En un mundo en transformación permanente como el que vivimos son inevitables los desequilibrios, las ambigüedades y las contradicciones…, pero eso no autoriza las posturas extremas o los radicalismos inflexibles y fanáticos, ni tampoco el desconcierto y la pérdida de la serenidad. En este sentido, siempre he considerado muy iluminadora la recomendación de la Constitución Conciliar sobre la Iglesia en el mundo (GS 44) que pide «escuchar, discernir e interpretar los diversos lenguajes de nuestro tiempo y evaluarlos a la luz de la Palabra de Dios, con la ayuda del Espíritu Santo, a fin de que la Verdad revelada pueda ser cada vez más profundamente percibida, mejor entendida y más acertadamente propuesta».
En nuestra Diócesis hemos hecho muchas veces mención de la necesidad de vivir los acontecimientos como una llamada de Dios, convencidos que los «signos de los tiempos» son signos de la acción de Dios en la historia humana. Dejémonos, pues, juzgar por las situaciones que nos toca vivir, asumiendo las cosas con responsabilidad y siempre colaborando a buscar respuestas gradualmente. Es perfectamente lícito mirar la Iglesia con ojos críticos pero señalar únicamente aquello que no va bien no es índice de sanidad o madurez.

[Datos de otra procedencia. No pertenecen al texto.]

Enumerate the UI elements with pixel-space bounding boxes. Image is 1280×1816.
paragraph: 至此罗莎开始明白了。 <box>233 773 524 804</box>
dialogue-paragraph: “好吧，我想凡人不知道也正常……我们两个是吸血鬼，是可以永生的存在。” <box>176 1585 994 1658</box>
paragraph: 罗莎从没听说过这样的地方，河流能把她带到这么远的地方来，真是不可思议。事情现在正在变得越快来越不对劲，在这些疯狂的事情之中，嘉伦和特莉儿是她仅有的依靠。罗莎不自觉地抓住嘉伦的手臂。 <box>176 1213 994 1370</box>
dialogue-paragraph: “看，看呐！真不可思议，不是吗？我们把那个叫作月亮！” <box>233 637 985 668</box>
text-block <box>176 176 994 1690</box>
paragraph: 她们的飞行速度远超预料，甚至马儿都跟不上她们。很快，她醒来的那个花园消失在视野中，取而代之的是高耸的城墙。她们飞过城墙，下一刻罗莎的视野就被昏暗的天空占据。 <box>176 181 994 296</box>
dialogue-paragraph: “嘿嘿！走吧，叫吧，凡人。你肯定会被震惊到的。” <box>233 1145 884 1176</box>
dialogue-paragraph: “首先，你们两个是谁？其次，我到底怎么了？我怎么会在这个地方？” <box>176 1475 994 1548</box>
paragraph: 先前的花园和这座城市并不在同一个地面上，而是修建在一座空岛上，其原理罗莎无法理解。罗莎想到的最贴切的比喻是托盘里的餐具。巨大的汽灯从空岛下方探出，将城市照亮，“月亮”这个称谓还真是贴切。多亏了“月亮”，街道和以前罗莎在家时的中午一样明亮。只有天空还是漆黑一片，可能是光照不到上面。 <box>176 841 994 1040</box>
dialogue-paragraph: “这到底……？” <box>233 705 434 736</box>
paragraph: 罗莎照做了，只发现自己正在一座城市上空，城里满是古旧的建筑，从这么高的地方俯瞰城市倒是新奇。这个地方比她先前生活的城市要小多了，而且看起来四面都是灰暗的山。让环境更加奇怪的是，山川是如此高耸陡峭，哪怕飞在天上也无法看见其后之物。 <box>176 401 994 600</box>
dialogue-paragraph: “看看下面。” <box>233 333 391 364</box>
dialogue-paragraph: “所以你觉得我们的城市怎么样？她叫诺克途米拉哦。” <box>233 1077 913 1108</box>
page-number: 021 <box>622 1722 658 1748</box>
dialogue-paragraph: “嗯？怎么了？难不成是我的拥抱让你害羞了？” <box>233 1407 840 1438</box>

No esconderemos nunca que entre nosotros se pueden constatar muchas debilidades y pecados, cosa que deja bien claro que la Iglesia es -cómo decía Pablo VI- una «realidad humana invadida por lo divino», una realidad santa por su origen y misión, pero siempre necesitada de conversión por la condición de sus miembros. A pesar de todo, y lo repetimos con palabras del Concilio, el Pueblo de Dios es para todo el género humano «el germen firmísimo de unidad, esperanza y salvación» porque ha sido puesto por Dios como «instrumento de redención universal»; tiene que ser «sacramento visible de unidad del género humano» y «sacramento universal de salvación, que manifiesta, y al mismo tiempo realiza, el misterio del amor de Dios al hombre» (Cfr. LG 9 y 48; GS 42 y 45).
Por eso, y dado que empezamos un nuevo Año Litúrgico (una nueva oportunidad), animo a todos a los miembros de la Iglesia de Lleida a rezar muy de corazón con palabras como las siguientes:
«Señor Jesucristo, te damos gracias por la consagración bautismal que nos hace miembros de tu Iglesia, en la cual nos has llamado a promover la fraternidad universal hasta que «todos seamos uno».
Queremos vivir vinculados a Ti escuchando tu Palabra sin interferencias y con más profundidad, dejándonos convertir por Ella para seguirte cada día con más radicalidad.
Ayúdanos a ser mediación creíble en los diferentes ambientes en los que nos llamas a ser «sal y luz», verdaderos testimonios tuyos en el mundo, capaces de dar razón de nuestra esperanza, gozosamente confiados en el poder liberador y transformador de tu Evangelio.»